Additional information

Funding

The work was supported by the Rockefeller Resilience Foundation: IGA-Rockefeller Funding Call [IDVTA], and by a ESRC PhD Studentship (ESRC ES/P000622).

Notes on contributors

Costanza Torre

Costanza Torre, MSc MRes, is a PhD candidate at the Department of International Development, London School of Economics and Political Science (LSE) and an affiliate researcher at the Firoz Lalji Institute for Africa (FLIA) at the LSE. Her research explores the socio-political lives of public and mental health interventions in complex emergencies and with minority populations; the current expansion of global mental health thinking and practice in humanitarian emergencies; and the role of structural and social determinants of mental health.

Notes

1. Neoliberalism is here explicitly understood not merely as a manifestation of a specific economic agenda that decentralises the state’s governance function, but as a political project of ‘government at a distance’ that acts directly upon individuals’ subjectivities, encouraging free conduct through a logic of ‘responsabilisation’ of citizens (Dean Citation2010) and of ‘economisation’ of individuals’ social and political lives (Foucault Citation2008[1979]).

2. Northern Uganda is characterised by a unimodal rainfall, with a long rainy season lasting generally from March to November (Atube et al.

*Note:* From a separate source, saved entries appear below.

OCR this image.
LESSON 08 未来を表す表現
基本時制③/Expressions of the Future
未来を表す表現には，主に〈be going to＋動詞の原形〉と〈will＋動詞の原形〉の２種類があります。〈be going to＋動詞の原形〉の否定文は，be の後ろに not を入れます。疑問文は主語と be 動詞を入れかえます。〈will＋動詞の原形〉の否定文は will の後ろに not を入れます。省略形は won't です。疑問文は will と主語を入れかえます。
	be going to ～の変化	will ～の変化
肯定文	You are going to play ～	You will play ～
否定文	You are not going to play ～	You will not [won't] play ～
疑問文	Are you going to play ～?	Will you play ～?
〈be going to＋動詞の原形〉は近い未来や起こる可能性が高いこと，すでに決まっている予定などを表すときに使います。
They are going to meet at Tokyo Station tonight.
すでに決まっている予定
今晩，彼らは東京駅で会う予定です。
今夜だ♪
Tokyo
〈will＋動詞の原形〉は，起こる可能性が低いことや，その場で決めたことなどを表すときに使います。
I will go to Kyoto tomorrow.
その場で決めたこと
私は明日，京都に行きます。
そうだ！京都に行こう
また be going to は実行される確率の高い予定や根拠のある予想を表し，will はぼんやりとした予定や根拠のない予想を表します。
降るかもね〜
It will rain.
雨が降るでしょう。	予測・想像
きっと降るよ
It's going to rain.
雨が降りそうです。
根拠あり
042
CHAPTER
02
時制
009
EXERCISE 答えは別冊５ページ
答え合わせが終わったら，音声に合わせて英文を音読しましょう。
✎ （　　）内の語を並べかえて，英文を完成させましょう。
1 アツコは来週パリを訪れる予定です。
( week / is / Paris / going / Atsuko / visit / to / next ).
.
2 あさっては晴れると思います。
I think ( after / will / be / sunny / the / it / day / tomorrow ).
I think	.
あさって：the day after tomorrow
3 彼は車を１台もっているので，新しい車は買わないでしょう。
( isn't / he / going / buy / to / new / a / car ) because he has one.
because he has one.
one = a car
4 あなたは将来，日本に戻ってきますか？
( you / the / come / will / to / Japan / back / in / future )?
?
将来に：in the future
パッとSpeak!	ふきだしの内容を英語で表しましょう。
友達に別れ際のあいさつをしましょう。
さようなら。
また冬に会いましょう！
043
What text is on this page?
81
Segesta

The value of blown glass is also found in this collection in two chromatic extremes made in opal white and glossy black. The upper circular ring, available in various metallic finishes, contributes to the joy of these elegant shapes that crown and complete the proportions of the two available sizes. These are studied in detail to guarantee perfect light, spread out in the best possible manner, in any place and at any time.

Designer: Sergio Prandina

Citation2022), and a single growing season, with harvesting occurring in August and September (Epule et al. Citation2021).

3. It is worth noting that the food cuts announced during this speech would come into effect in April 2020, amidst the first wave of the COVID-19 pandemic and sudden national lockdowns on a global scale. The Ugandan lockdown, in particular, involved severe restrictions on movement and was among the longest and strictest in the world. The combination of aid cuts and the lockdown would result in severe consequences for refugees’ livelihoods and wellbeing (see e.g., Bukuluki et al. Citation2020, Stein et al. Citation2022).

4. Interagency meeting, Palabek refugee settlement, 27 February 2020.

5. Financial training in the context of CBT-T intervention delivered by the Transcultural Psychosocial Organization (TPO) in Palabek refugee settlement, 14 November 2019.

6. Furthermore, it is worth noting that these circumstances further narrow refugees’ already extremely limited long-term options (Hansen Citation2018). This is likely to result (and indeed already has) in an increase in mobility towards South Sudan – both in the forms of permanent ‘voluntary returns’ and in the temporary, informal, and livelihood-oriented movement described by O’Byrne and Ogeno (Citation2020). As the latter have argued, the security situation of South Sudan is so dire that refugees’ return to the country, driven as they are by the scarcity of resources in Uganda, represents a significant failure of refugee protection by UNHCR and Ugandan institutions alike.